General information
- Type: 5/6 seat light transport or ambulance
- National origin: USSR
- Manufacturer: GAZ-18,Voronezh
- Designer: Aleksandr Sergeyevitch Moskalyev
- Number built: 1 SAM-10, 2 SAM-10bis

History
- First flight: Summer 1938
- Developed from: Moskalyev SAM-5bis-2

= Moskalyev SAM-10 =

Soviet light transport aircraft

The Moskalyev SAM-10 was a late 1930s Soviet light transport aircraft suited to passenger or ambulance roles. Despite proving outstanding in trials, engine supply curtailed its production.

==Design and development==

The low-wing Moskalyev SAM-10 was a development of the wooden, high cantilever wing SAM-5bis-2. Its wings, as well as the rear fuselage and tail, were originally built for the SAM-5bis-2. They had twin spars with plywood skin around the leading edge and fabric covering aft.

The SAM-10 was powered by a 300 hp Bessonov MM-1, a six cylinder. air-cooled, inverted inline engine, though its unobtainability led to the SAM-10bis, fitted instead with a 270 hp Voronezh MV-6, a similar six cylinder engine. The engine cowling was light alloy, as were the cabin roof frames, but the rest of the fuselage had a wooden structure, the forward part covered with ply and the rest with fabric. At the rear, the fin was triangular, carrying a narrower, round-tipped rudder. Its cantilever tailplane was mounted on top of the fuselage.

The undercarriage was fixed and conventional with mainwhels on oleo struts, enclosed in aerofoil section trouser fairings, and a skid under the tail.

==Operational history==

The date of the SAM-10s first flight is not known but it underwent two months of official tests from early June 1938. Its outstanding performance resulted in orders for both passenger and ambulance configurations but the unavailability of its engine blocked production.

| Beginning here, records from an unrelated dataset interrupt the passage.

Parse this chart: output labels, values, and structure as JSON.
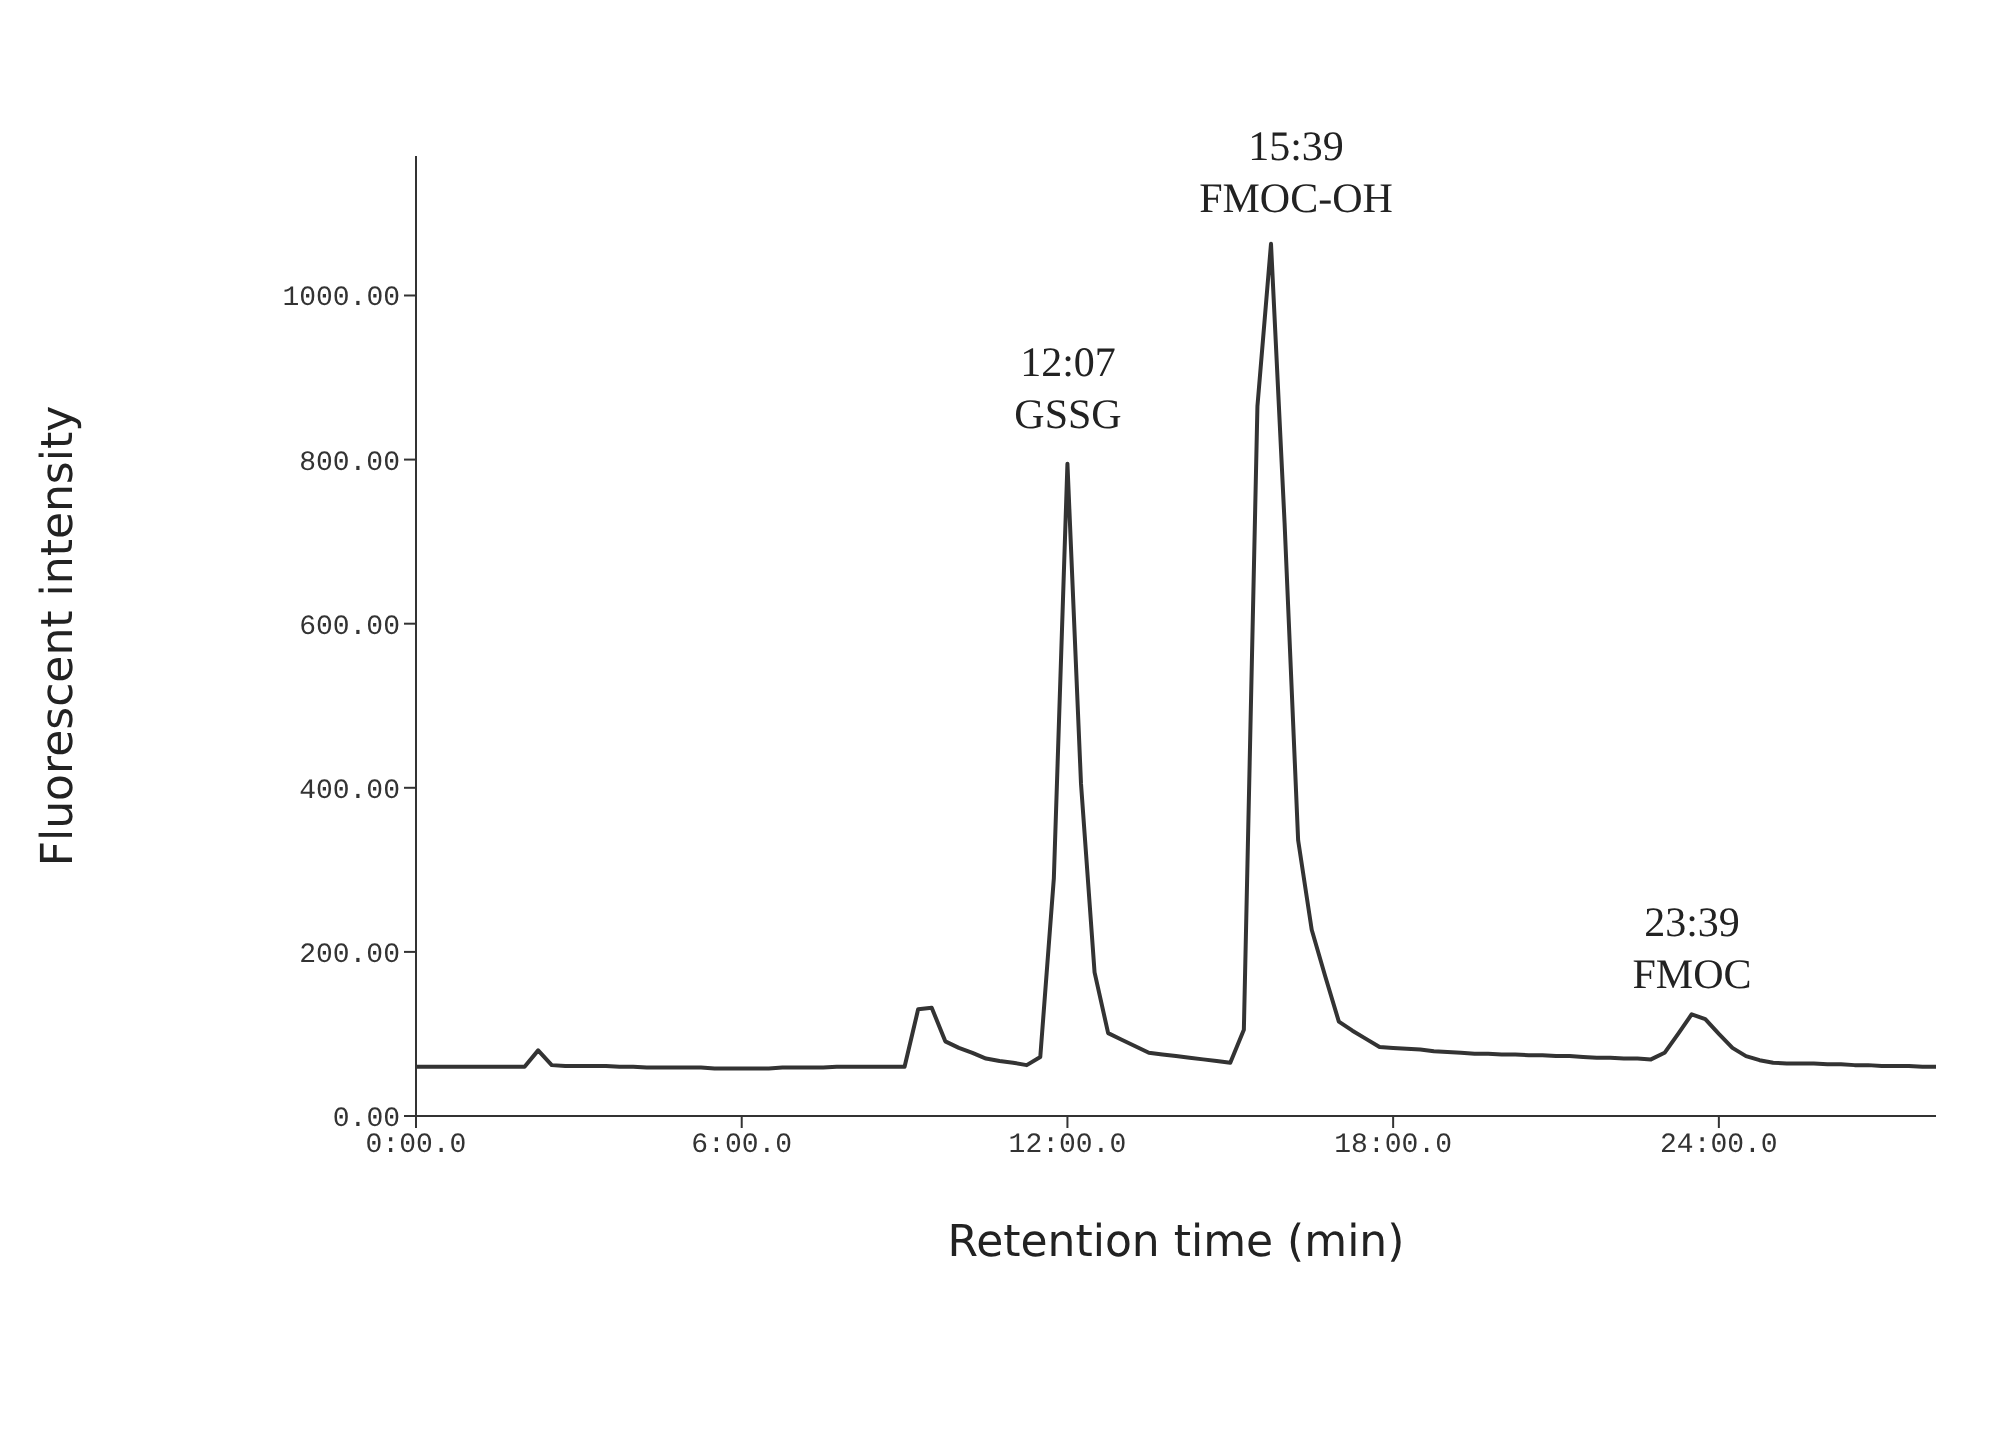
{
  "chart_data": {
    "type": "line",
    "xlabel": "Retention time (min)",
    "ylabel": "Fluorescent intensity",
    "categories": [
      "0:00.0",
      null,
      null,
      null,
      null,
      null,
      null,
      null,
      null,
      null,
      null,
      null,
      null,
      null,
      null,
      null,
      null,
      null,
      null,
      null,
      null,
      null,
      null,
      null,
      "6:00.0",
      null,
      null,
      null,
      null,
      null,
      null,
      null,
      null,
      null,
      null,
      null,
      null,
      null,
      null,
      null,
      null,
      null,
      null,
      null,
      null,
      null,
      null,
      null,
      "12:00.0",
      null,
      null,
      null,
      null,
      null,
      null,
      null,
      null,
      null,
      null,
      null,
      null,
      null,
      null,
      null,
      null,
      null,
      null,
      null,
      null,
      null,
      null,
      null,
      "18:00.0",
      null,
      null,
      null,
      null,
      null,
      null,
      null,
      null,
      null,
      null,
      null,
      null,
      null,
      null,
      null,
      null,
      null,
      null,
      null,
      null,
      null,
      null,
      null,
      "24:00.0",
      null,
      null,
      null,
      null,
      null,
      null,
      null,
      null,
      null,
      null,
      null,
      null,
      null,
      null,
      null,
      null
    ],
    "series": [
      {
        "color": "#333333",
        "values": [
          60,
          60,
          60,
          60,
          60,
          60,
          60,
          60,
          60,
          80,
          62,
          61,
          61,
          61,
          61,
          60,
          60,
          59,
          59,
          59,
          59,
          59,
          58,
          58,
          58,
          58,
          58,
          59,
          59,
          59,
          59,
          60,
          60,
          60,
          60,
          60,
          60,
          130,
          132,
          91,
          83,
          77,
          70,
          67,
          65,
          62,
          72,
          290,
          795,
          405,
          175,
          101,
          93,
          85,
          77,
          75,
          73,
          71,
          69,
          67,
          65,
          105,
          865,
          1063,
          723,
          336,
          227,
          170,
          115,
          104,
          94,
          84,
          83,
          82,
          81,
          79,
          78,
          77,
          76,
          76,
          75,
          75,
          74,
          74,
          73,
          73,
          72,
          71,
          71,
          70,
          70,
          69,
          77,
          100,
          124,
          118,
          100,
          83,
          73,
          68,
          65,
          64,
          64,
          64,
          63,
          63,
          62,
          62,
          61,
          61,
          61,
          60,
          60
        ]
      }
    ],
    "ylim": [
      0,
      1170
    ],
    "yticks": [
      {
        "value": 0,
        "label": "0.00"
      },
      {
        "value": 200,
        "label": "200.00"
      },
      {
        "value": 400,
        "label": "400.00"
      },
      {
        "value": 600,
        "label": "600.00"
      },
      {
        "value": 800,
        "label": "800.00"
      },
      {
        "value": 1000,
        "label": "1000.00"
      }
    ],
    "annotations": [
      "12:07\nGSSG",
      "15:39\nFMOC-OH",
      "23:39\nFMOC"
    ],
    "grid": false,
    "legend": false,
    "marker": "none",
    "line_style": "solid"
  }
}
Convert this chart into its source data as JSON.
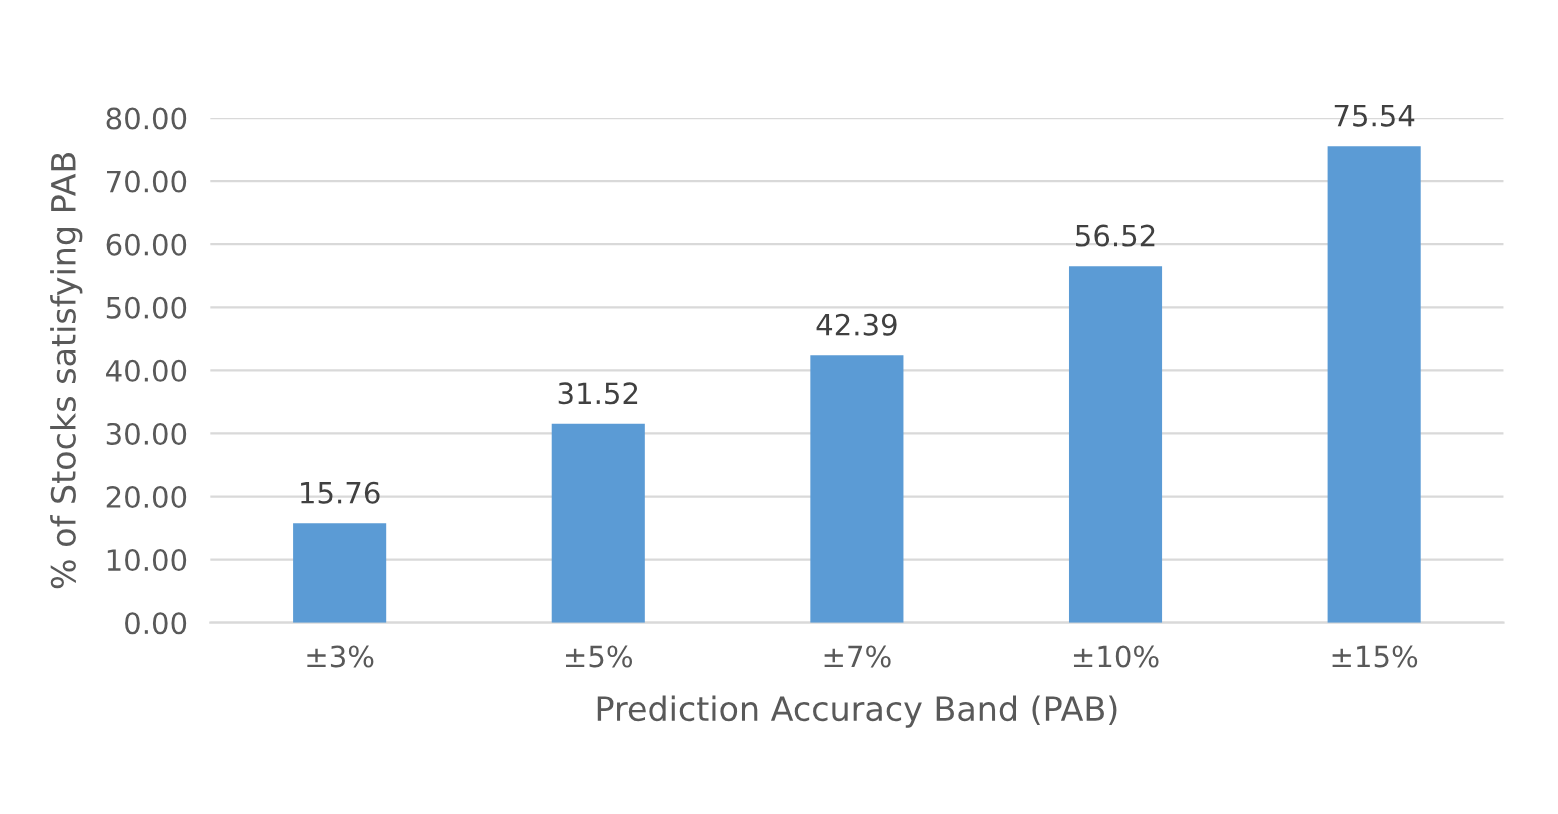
{
  "chart_data": {
    "type": "bar",
    "xlabel": "Prediction Accuracy Band (PAB)",
    "ylabel": "% of Stocks satisfying PAB",
    "categories": [
      "±3%",
      "±5%",
      "±7%",
      "±10%",
      "±15%"
    ],
    "values": [
      15.76,
      31.52,
      42.39,
      56.52,
      75.54
    ],
    "color": "#5b9bd5",
    "ylim": [
      0,
      80
    ],
    "yticks": [
      {
        "value": 0,
        "label": "0.00"
      },
      {
        "value": 10,
        "label": "10.00"
      },
      {
        "value": 20,
        "label": "20.00"
      },
      {
        "value": 30,
        "label": "30.00"
      },
      {
        "value": 40,
        "label": "40.00"
      },
      {
        "value": 50,
        "label": "50.00"
      },
      {
        "value": 60,
        "label": "60.00"
      },
      {
        "value": 70,
        "label": "70.00"
      },
      {
        "value": 80,
        "label": "80.00"
      }
    ],
    "grid": "y",
    "data_labels": true
  }
}
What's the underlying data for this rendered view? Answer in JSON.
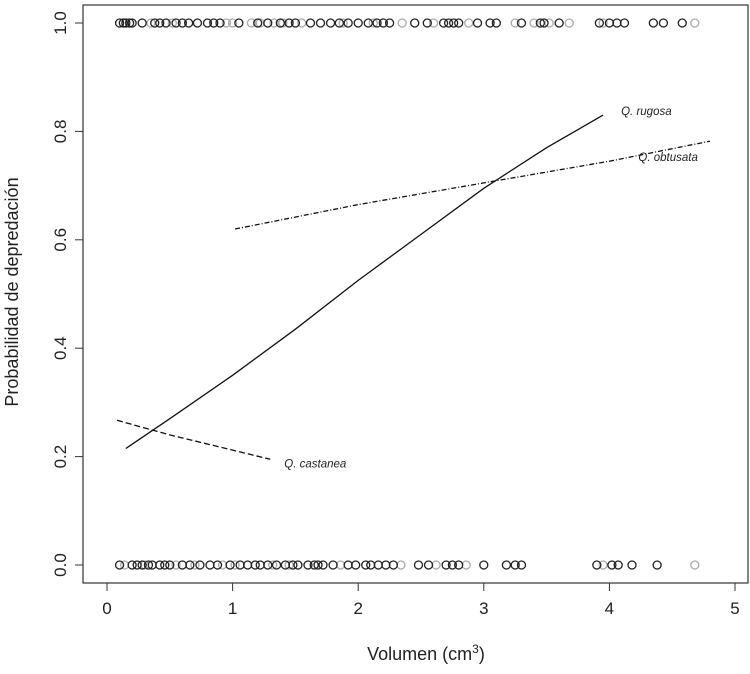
{
  "chart_data": {
    "type": "scatter",
    "title": "",
    "xlabel": "Volumen (cm",
    "xlabel_sup": "3",
    "xlabel_close": ")",
    "ylabel": "Probabilidad de depredación",
    "xlim": [
      0,
      5
    ],
    "ylim": [
      0,
      1
    ],
    "x_ticks": [
      "0",
      "1",
      "2",
      "3",
      "4",
      "5"
    ],
    "y_ticks": [
      "0.0",
      "0.2",
      "0.4",
      "0.6",
      "0.8",
      "1.0"
    ],
    "grid": false,
    "legend": "none",
    "observations_top": {
      "black": [
        0.1,
        0.13,
        0.15,
        0.18,
        0.2,
        0.28,
        0.38,
        0.42,
        0.47,
        0.55,
        0.6,
        0.65,
        0.72,
        0.8,
        0.85,
        0.9,
        1.05,
        1.2,
        1.28,
        1.38,
        1.45,
        1.5,
        1.62,
        1.7,
        1.78,
        1.85,
        1.92,
        2.0,
        2.08,
        2.15,
        2.2,
        2.25,
        2.45,
        2.55,
        2.68,
        2.72,
        2.76,
        2.8,
        2.95,
        3.05,
        3.1,
        3.3,
        3.45,
        3.48,
        3.6,
        3.92,
        4.0,
        4.06,
        4.12,
        4.35,
        4.43,
        4.58
      ],
      "gray": [
        0.35,
        0.52,
        0.95,
        1.0,
        1.15,
        1.22,
        1.33,
        1.4,
        1.55,
        1.88,
        2.12,
        2.35,
        2.6,
        2.88,
        3.25,
        3.4,
        3.52,
        3.68,
        3.95,
        4.68
      ]
    },
    "observations_bottom": {
      "black": [
        0.1,
        0.2,
        0.24,
        0.28,
        0.33,
        0.36,
        0.42,
        0.46,
        0.5,
        0.6,
        0.66,
        0.74,
        0.82,
        0.88,
        0.98,
        1.06,
        1.12,
        1.18,
        1.22,
        1.28,
        1.35,
        1.42,
        1.48,
        1.52,
        1.6,
        1.65,
        1.68,
        1.72,
        1.8,
        1.92,
        1.98,
        2.06,
        2.1,
        2.16,
        2.22,
        2.28,
        2.48,
        2.56,
        2.7,
        2.75,
        2.8,
        3.0,
        3.18,
        3.25,
        3.3,
        3.9,
        4.02,
        4.07,
        4.18,
        4.38
      ],
      "gray": [
        0.14,
        0.3,
        0.55,
        0.7,
        0.92,
        1.02,
        1.32,
        1.45,
        1.86,
        2.34,
        2.62,
        2.86,
        3.95,
        4.68
      ]
    },
    "series": [
      {
        "name": "Q. rugosa",
        "style": "solid",
        "x": [
          0.15,
          0.5,
          1.0,
          1.5,
          2.0,
          2.5,
          3.0,
          3.5,
          3.95
        ],
        "y": [
          0.215,
          0.27,
          0.35,
          0.435,
          0.525,
          0.61,
          0.695,
          0.77,
          0.83
        ]
      },
      {
        "name": "Q. obtusata",
        "style": "dashdot",
        "x": [
          1.02,
          2.0,
          3.0,
          4.0,
          4.8
        ],
        "y": [
          0.62,
          0.665,
          0.705,
          0.745,
          0.782
        ]
      },
      {
        "name": "Q. castanea",
        "style": "dashed",
        "x": [
          0.08,
          0.5,
          1.0,
          1.3
        ],
        "y": [
          0.267,
          0.24,
          0.212,
          0.195
        ]
      }
    ],
    "colors": {
      "black_points": "#222222",
      "gray_points": "#aaaaaa",
      "lines": "#111111"
    }
  }
}
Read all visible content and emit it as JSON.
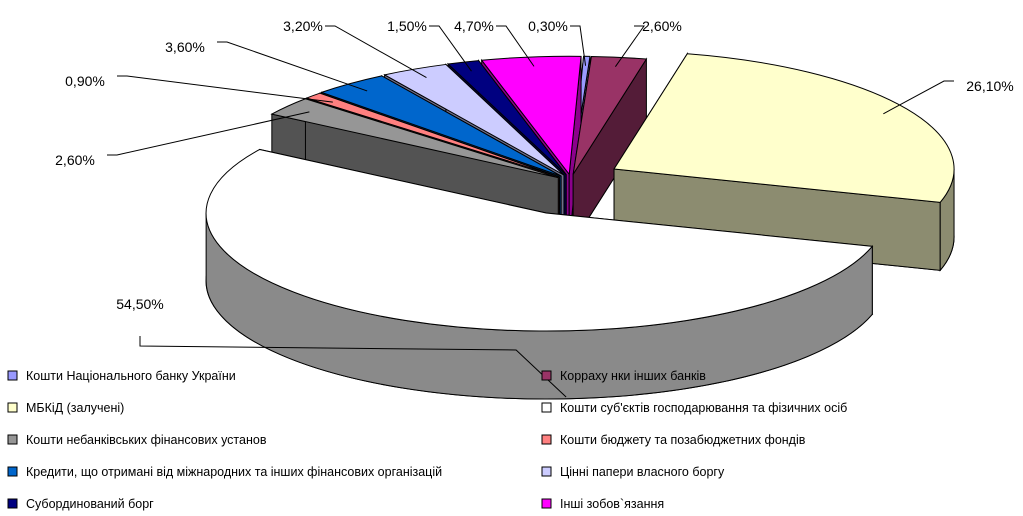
{
  "chart_data": {
    "type": "pie",
    "style": "3d-exploded",
    "legend_position": "bottom",
    "slices": [
      {
        "name": "Кошти Національного банку України",
        "value": 0.3,
        "label": "0,30%",
        "color": "#9999ff"
      },
      {
        "name": "Корраху нки інших банків",
        "value": 2.6,
        "label": "2,60%",
        "color": "#993366"
      },
      {
        "name": "МБКіД (залучені)",
        "value": 26.1,
        "label": "26,10%",
        "color": "#ffffcc"
      },
      {
        "name": "Кошти суб'єктів господарювання та фізичних осіб",
        "value": 54.5,
        "label": "54,50%",
        "color": "#ffffff"
      },
      {
        "name": "Кошти небанківських фінансових установ",
        "value": 2.6,
        "label": "2,60%",
        "color": "#969696"
      },
      {
        "name": "Кошти бюджету та позабюджетних фондів",
        "value": 0.9,
        "label": "0,90%",
        "color": "#ff8080"
      },
      {
        "name": "Кредити, що отримані від міжнародних та інших фінансових організацій",
        "value": 3.6,
        "label": "3,60%",
        "color": "#0066cc"
      },
      {
        "name": "Цінні папери власного боргу",
        "value": 3.2,
        "label": "3,20%",
        "color": "#ccccff"
      },
      {
        "name": "Субординований борг",
        "value": 1.5,
        "label": "1,50%",
        "color": "#000080"
      },
      {
        "name": "Інші зобов`язання",
        "value": 4.7,
        "label": "4,70%",
        "color": "#ff00ff"
      }
    ]
  }
}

In response, two SAM-10bis, powered by the more available but less powerful MV-6 and with unaltered dimensions but one less seat, were built. The reduced power reduced performance, for example, the time taken to reach 1000 m rose from 2.7 to 3.2 minutes; no further orders were forthcoming.

==Variants==

- SAM-10
  Original 5/6 seat passenger or ambulance, with 300 hp MM-1 engine.

- SAM-10bis
  4/5 seats, with 270 hp MV-6 engine.